Ehrungen und Kultur
Rückblick: 12. Akademische Jahresfeier
„Der Weg entsteht, wenn man ihn geht.“ Mit diesem chinesischen Sprichwort eröffnete Rektor Prof. Elmar Weiler die 12. Akademische Jahresfeier der RUB und blickte auf ein ereignisreiches Jahr zurück: Leitbild Lehre, Start des Projektes „instudies“, die Anträge in der Exzellenzinitiative, Campussanierung, steigende Studierenden- und Mitarbeiterzahlen usw. „Die Uni wächst, sie platzt inzwischen fast aus allen Nähten“, sagte der Rektor.
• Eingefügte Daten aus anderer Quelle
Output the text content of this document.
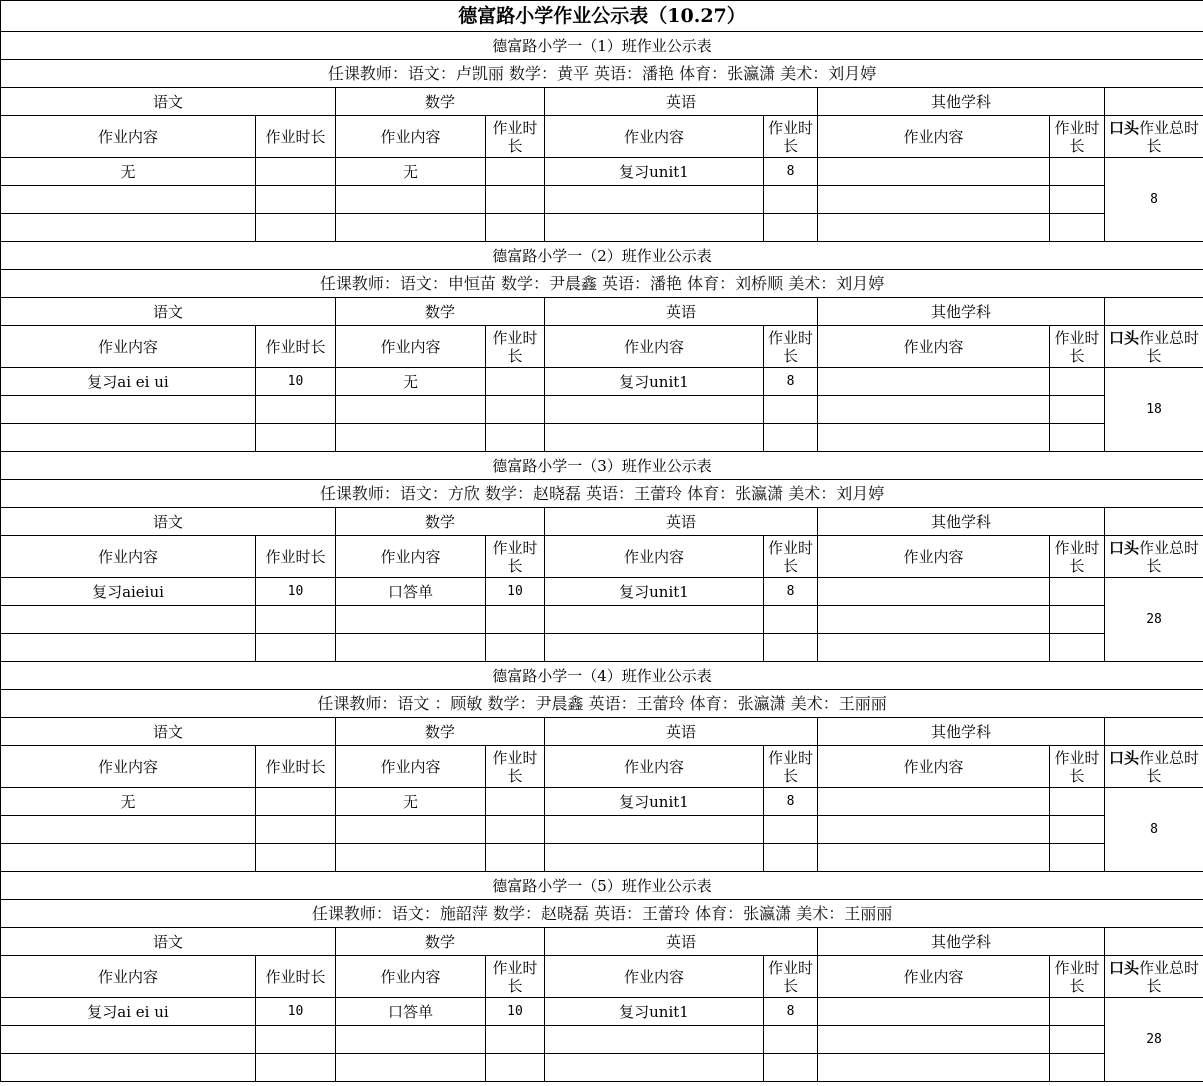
德富路小学作业公示表（10.27）								
德富路小学一（1）班作业公示表								
任课教师：语文：卢凯丽 数学：黄平 英语：潘艳 体育：张瀛潇 美术：刘月婷								
语文		数学		英语		其他学科		
作业内容	作业时长	作业内容	作业时长	作业内容	作业时长	作业内容	作业时长	口头作业总时长
无		无		复习unit1	8			8

德富路小学一（2）班作业公示表								
任课教师：语文：申恒苗 数学：尹晨鑫 英语：潘艳 体育：刘桥顺 美术：刘月婷								
语文		数学		英语		其他学科		
作业内容	作业时长	作业内容	作业时长	作业内容	作业时长	作业内容	作业时长	口头作业总时长
复习ai ei ui	10	无		复习unit1	8			18

德富路小学一（3）班作业公示表								
任课教师：语文：方欣 数学：赵晓磊 英语：王蕾玲 体育：张瀛潇 美术：刘月婷								
语文		数学		英语		其他学科		
作业内容	作业时长	作业内容	作业时长	作业内容	作业时长	作业内容	作业时长	口头作业总时长
复习aieiui	10	口答单	10	复习unit1	8			28

德富路小学一（4）班作业公示表								
任课教师：语文 ：顾敏 数学：尹晨鑫 英语：王蕾玲 体育：张瀛潇 美术：王丽丽								
语文		数学		英语		其他学科		
作业内容	作业时长	作业内容	作业时长	作业内容	作业时长	作业内容	作业时长	口头作业总时长
无		无		复习unit1	8			8

德富路小学一（5）班作业公示表								
任课教师：语文：施韶萍 数学：赵晓磊 英语：王蕾玲 体育：张瀛潇 美术：王丽丽								
语文		数学		英语		其他学科		
作业内容	作业时长	作业内容	作业时长	作业内容	作业时长	作业内容	作业时长	口头作业总时长
复习ai ei ui	10	口答单	10	复习unit1	8			28
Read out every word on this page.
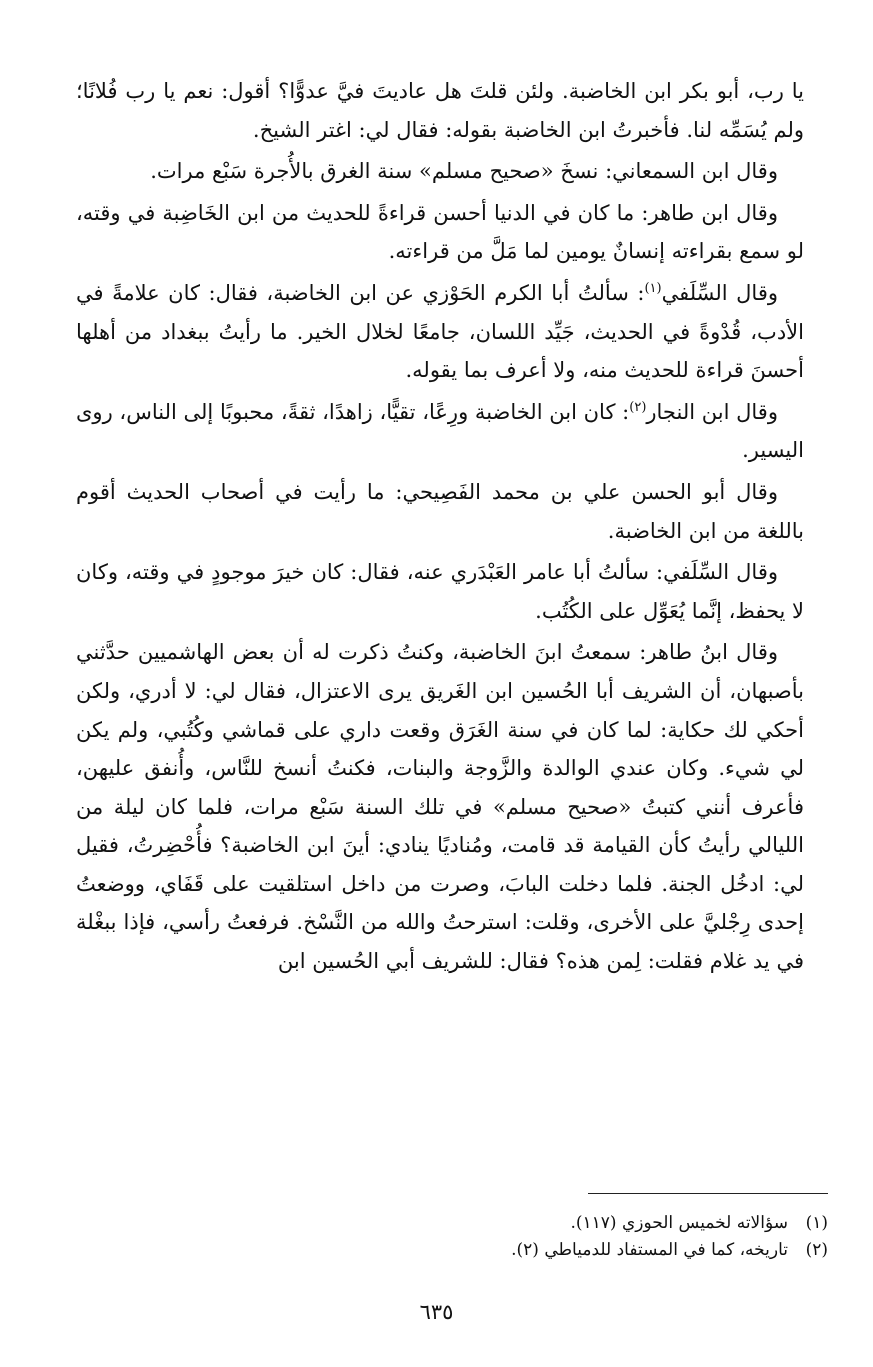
يا رب، أبو بكر ابن الخاضبة. ولئن قلتَ هل عاديتَ فيَّ عدوًّا؟ أقول: نعم يا رب فُلانًا؛ ولم يُسَمِّه لنا. فأخبرتُ ابن الخاضبة بقوله: فقال لي: اغتر الشيخ.

وقال ابن السمعاني: نسخَ «صحيح مسلم» سنة الغرق بالأُجرة سَبْع مرات.

وقال ابن طاهر: ما كان في الدنيا أحسن قراءةً للحديث من ابن الخَاضِبة في وقته، لو سمع بقراءته إنسانٌ يومين لما مَلَّ من قراءته.

وقال السِّلَفي$^{(١)}$: سألتُ أبا الكرم الحَوْزي عن ابن الخاضبة، فقال: كان علامةً في الأدب، قُدْوةً في الحديث، جَيِّد اللسان، جامعًا لخلال الخير. ما رأيتُ ببغداد من أهلها أحسنَ قراءة للحديث منه، ولا أعرف بما يقوله.

وقال ابن النجار$^{(٢)}$: كان ابن الخاضبة ورِعًا، تقيًّا، زاهدًا، ثقةً، محبوبًا إلى الناس، روى اليسير.

وقال أبو الحسن علي بن محمد الفَصِيحي: ما رأيت في أصحاب الحديث أقوم باللغة من ابن الخاضبة.

وقال السِّلَفي: سألتُ أبا عامر العَبْدَري عنه، فقال: كان خيرَ موجودٍ في وقته، وكان لا يحفظ، إنَّما يُعَوِّل على الكُتُب.

وقال ابنُ طاهر: سمعتُ ابنَ الخاضبة، وكنتُ ذكرت له أن بعض الهاشميين حدَّثني بأصبهان، أن الشريف أبا الحُسين ابن الغَريق يرى الاعتزال، فقال لي: لا أدري، ولكن أحكي لك حكاية: لما كان في سنة الغَرَق وقعت داري على قماشي وكُتُبي، ولم يكن لي شيء. وكان عندي الوالدة والزَّوجة والبنات، فكنتُ أنسخ للنَّاس، وأُنفق عليهن، فأعرف أنني كتبتُ «صحيح مسلم» في تلك السنة سَبْع مرات، فلما كان ليلة من الليالي رأيتُ كأن القيامة قد قامت، ومُناديًا ينادي: أينَ ابن الخاضبة؟ فأُحْضِرتُ، فقيل لي: ادخُل الجنة. فلما دخلت البابَ، وصرت من داخل استلقيت على قَفَاي، ووضعتُ إحدى رِجْليَّ على الأخرى، وقلت: استرحتُ والله من النَّسْخ. فرفعتُ رأسي، فإذا ببغْلة في يد غلام فقلت: لِمن هذه؟ فقال: للشريف أبي الحُسين ابن

(١)سؤالاته لخميس الحوزي (١١٧).
(٢)تاريخه، كما في المستفاد للدمياطي (٢).
٦٣٥
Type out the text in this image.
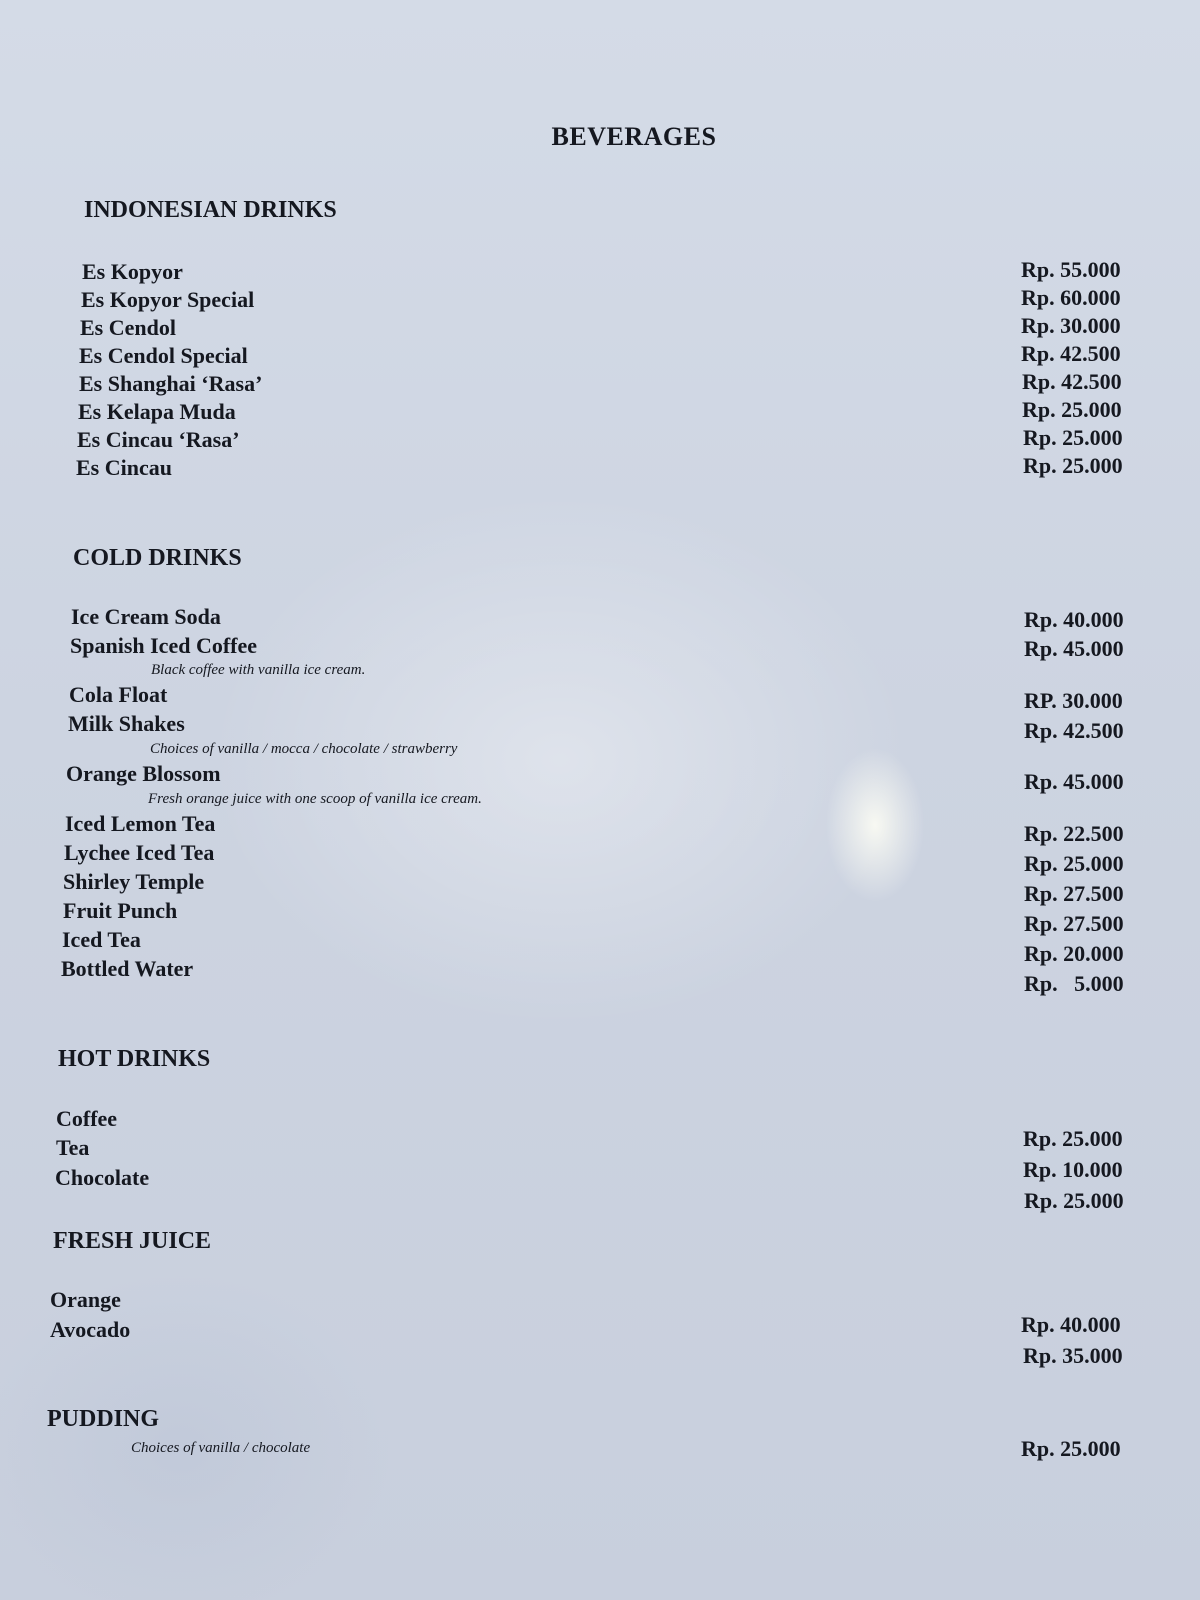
BEVERAGES
INDONESIAN DRINKS
Es Kopyor
Es Kopyor Special
Es Cendol
Es Cendol Special
Es Shanghai ‘Rasa’
Es Kelapa Muda
Es Cincau ‘Rasa’
Es Cincau
Rp. 55.000
Rp. 60.000
Rp. 30.000
Rp. 42.500
Rp. 42.500
Rp. 25.000
Rp. 25.000
Rp. 25.000
COLD DRINKS
Ice Cream Soda
Spanish Iced Coffee
Black coffee with vanilla ice cream.
Cola Float
Milk Shakes
Choices of vanilla / mocca / chocolate / strawberry
Orange Blossom
Fresh orange juice with one scoop of vanilla ice cream.
Iced Lemon Tea
Lychee Iced Tea
Shirley Temple
Fruit Punch
Iced Tea
Bottled Water
Rp. 40.000
Rp. 45.000
RP. 30.000
Rp. 42.500
Rp. 45.000
Rp. 22.500
Rp. 25.000
Rp. 27.500
Rp. 27.500
Rp. 20.000
Rp.   5.000
HOT DRINKS
Coffee
Tea
Chocolate
Rp. 25.000
Rp. 10.000
Rp. 25.000
FRESH JUICE
Orange
Avocado	Rp. 40.000
Rp. 35.000
PUDDING
Choices of vanilla / chocolate	Rp. 25.000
Denn die RUB hat sich längst über die Grenzen des Campus ausgedehnt. Das Zusammenwachsen mit der Stadt, der Region und der Welt wird die RUB auch in Zukunft fördern.
Auch die Jahresfeier stand im Zeichen der Internationalität. Sichtbar wurde dies bei der Ehrung der Partner-Universität Tongji in Shanghai, die die Auszeichnung „Pro Societate“ (Für langjährige Partnerschaft) erhielt (s. RUBENS 155). Schon vor der Feier unterzeichnete die Delegation aus China zwei Memoranden zum Aufbau neuer Doppelabschluss-Master. Gemeinsam mit dem Chinesisch-Deutschen Hochschulkolleg und der RUB-Fakultät für Geowissenschaften wird die Tongji Programme in „Mechanical Engineering“ und „Transformation of Urban Landscapes“ entwickeln.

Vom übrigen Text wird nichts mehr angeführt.